Now, I received a little pushback from many folks I normally agree with at a political level. The law is the law. If a judge in a courtroom decided the mayor broke that law, well, the mayor was just going to have to face the consequences. Just like anybody else might expect to if they found themselves in a similar position.
I don’t disagree with that but as I responded to someone, it’s the political fallout I’m concerned with. An already politicized electorate might simply retreat to their respective corners, any sort of compromise now out of the question, and begin training, sharpening the knives in preparation of 2014. An already ugly partisan environment would get a whole lot uglier.
Can’t we all just try and get along?
But I’ll tell you what.
Let’s not lose sight of the facts of this matter.
This isn’t about where the donated money went. It isn’t about the mayor, then a city councillor, using his official capacity to raise funds for private purposes. That matter was settled a couple years ago.
It didn’t pass the city’s Integrity Commissioner’s smell test who ordered the mayor to pay back the money out of his own pocket, all $3150 of it. Council voted on it. A done deal.
Once in power and carrying a little more sway at council, Mayor Ford managed to bring the item back for reconsideration. One of his most ardent defenders, Councillor Paul Ainslie, brought forward the motion to overturn the previous council’s decision and therefore saving the mayor $3150. Ethically, a little sketchy but hey, to the victors go the spoils.
That Mayor Ford opted to stay in council chambers and participate in the debate on the item and even vote on it is what’s at the heart of this matter. Nothing else. That the outcome would determine whether or not he’d have to pay $3150 out of his own pocket is the very fucking definition of a pecuniary interest.
Even his most slavish scribbler over at the Toronto Sun, Sue-Ann Levy, admits as much. “He [Mayor Ford] should have declared a conflict when the donations were discussed at the Feb. 7 council meeting and not voted on whether to approve Ms. Manners’ [Integrity Commissioner and Birkenstock wearer Janet Leiper] report,” she writes in her article a couple days ago. Thank you, Sue-Ann.

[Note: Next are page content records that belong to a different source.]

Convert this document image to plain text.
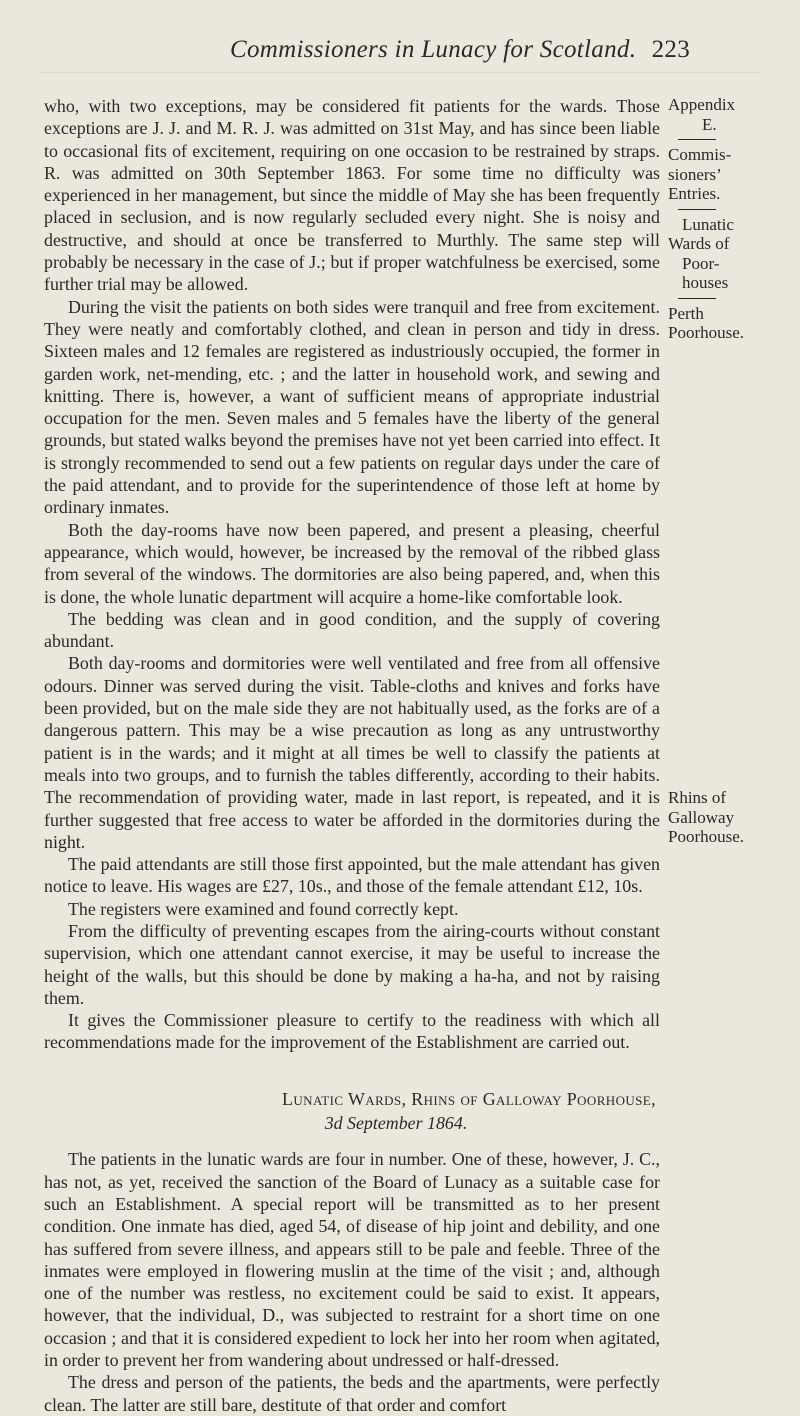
Commissioners in Lunacy for Scotland. 223

who, with two exceptions, may be considered fit patients for the wards. Those exceptions are J. J. and M. R. J. was admitted on 31st May, and has since been liable to occasional fits of excitement, requiring on one occasion to be restrained by straps. R. was admitted on 30th September 1863. For some time no difficulty was experienced in her management, but since the middle of May she has been frequently placed in seclusion, and is now regularly secluded every night. She is noisy and destructive, and should at once be transferred to Murthly. The same step will probably be necessary in the case of J.; but if proper watchfulness be exercised, some further trial may be allowed.

During the visit the patients on both sides were tranquil and free from excitement. They were neatly and comfortably clothed, and clean in person and tidy in dress. Sixteen males and 12 females are registered as industriously occupied, the former in garden work, net-mending, etc. ; and the latter in household work, and sewing and knitting. There is, however, a want of sufficient means of appropriate industrial occupation for the men. Seven males and 5 females have the liberty of the general grounds, but stated walks beyond the premises have not yet been carried into effect. It is strongly recommended to send out a few patients on regular days under the care of the paid attendant, and to provide for the superintendence of those left at home by ordinary inmates.

Both the day-rooms have now been papered, and present a pleasing, cheerful appearance, which would, however, be increased by the removal of the ribbed glass from several of the windows. The dormitories are also being papered, and, when this is done, the whole lunatic department will acquire a home-like comfortable look.

The bedding was clean and in good condition, and the supply of covering abundant.

Both day-rooms and dormitories were well ventilated and free from all offensive odours. Dinner was served during the visit. Table-cloths and knives and forks have been provided, but on the male side they are not habitually used, as the forks are of a dangerous pattern. This may be a wise precaution as long as any untrustworthy patient is in the wards; and it might at all times be well to classify the patients at meals into two groups, and to furnish the tables differently, according to their habits. The recommendation of providing water, made in last report, is repeated, and it is further suggested that free access to water be afforded in the dormitories during the night.

The paid attendants are still those first appointed, but the male attendant has given notice to leave. His wages are £27, 10s., and those of the female attendant £12, 10s.

The registers were examined and found correctly kept.

From the difficulty of preventing escapes from the airing-courts without constant supervision, which one attendant cannot exercise, it may be useful to increase the height of the walls, but this should be done by making a ha-ha, and not by raising them.

It gives the Commissioner pleasure to certify to the readiness with which all recommendations made for the improvement of the Establishment are carried out.

Lunatic Wards, Rhins of Galloway Poorhouse,
3d September 1864.

The patients in the lunatic wards are four in number. One of these, however, J. C., has not, as yet, received the sanction of the Board of Lunacy as a suitable case for such an Establishment. A special report will be transmitted as to her present condition. One inmate has died, aged 54, of disease of hip joint and debility, and one has suffered from severe illness, and appears still to be pale and feeble. Three of the inmates were employed in flowering muslin at the time of the visit ; and, although one of the number was restless, no excitement could be said to exist. It appears, however, that the individual, D., was subjected to restraint for a short time on one occasion ; and that it is considered expedient to lock her into her room when agitated, in order to prevent her from wandering about undressed or half-dressed.

The dress and person of the patients, the beds and the apartments, were perfectly clean. The latter are still bare, destitute of that order and comfort

Appendix
E.
Commis-
sioners’
Entries.
Lunatic
Wards of
Poor-
houses
Perth
Poorhouse.
Rhins of
Galloway
Poorhouse.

But instead of making that the first sentence and exploring what seems to be Mayor Ford’s deep mistrust of good and sound judgement, she buries it deep within the usual drivel. A plot, aided by a publicity seeking lawyer and cheered on by left wingers, union types, downtown elitists and, what’s a new one to me, the “AHTS” crowd. The “AHTS” crowd? Yeah, apparently you use your best Boston/Cambridge/hoity-toity accent.
What’s especially galling to Ms. Levy, however, is that the mayor’s being singled out when everybody else on council is up to their eyeballs in conflict of interest as well. Take her word for it as there’s not much more to her allegations. Remember Councillor Pam McConnell buying that condo in the new Regent’s Park development at market rate? Yeah well, Sue-Ann assures us there’s a lot more of that going on. So why just pick on the mayor?
What kind of defence is that? Even if there was a shred of evidence to back up any of her assertions (or those made by other supporters), that’s the take away lesson? I may’ve goofed up but so did everybody else. Oh. OK. That’s alright then.
So to summarize (and quoting Sue-Ann Levy): “Mayor Ford should have declared a conflict.” But demanding he accept the consequences of his actions as determined in a court of law, well, that’s just a witch hunt and nothing more than cheap politics. “It’s sickening how people want to politicize the process,” Councillor Doug Ford said.
You know, the law’s the law, politics is politics and all that. Apparently, the two should never overlap.
That’s not owning up to a mistake. It’s an attempt to shift the blame. The real witch hunt in this little drama.
And it’s making it difficult to simply shrug your shoulders and say, oh well, just 2 more years.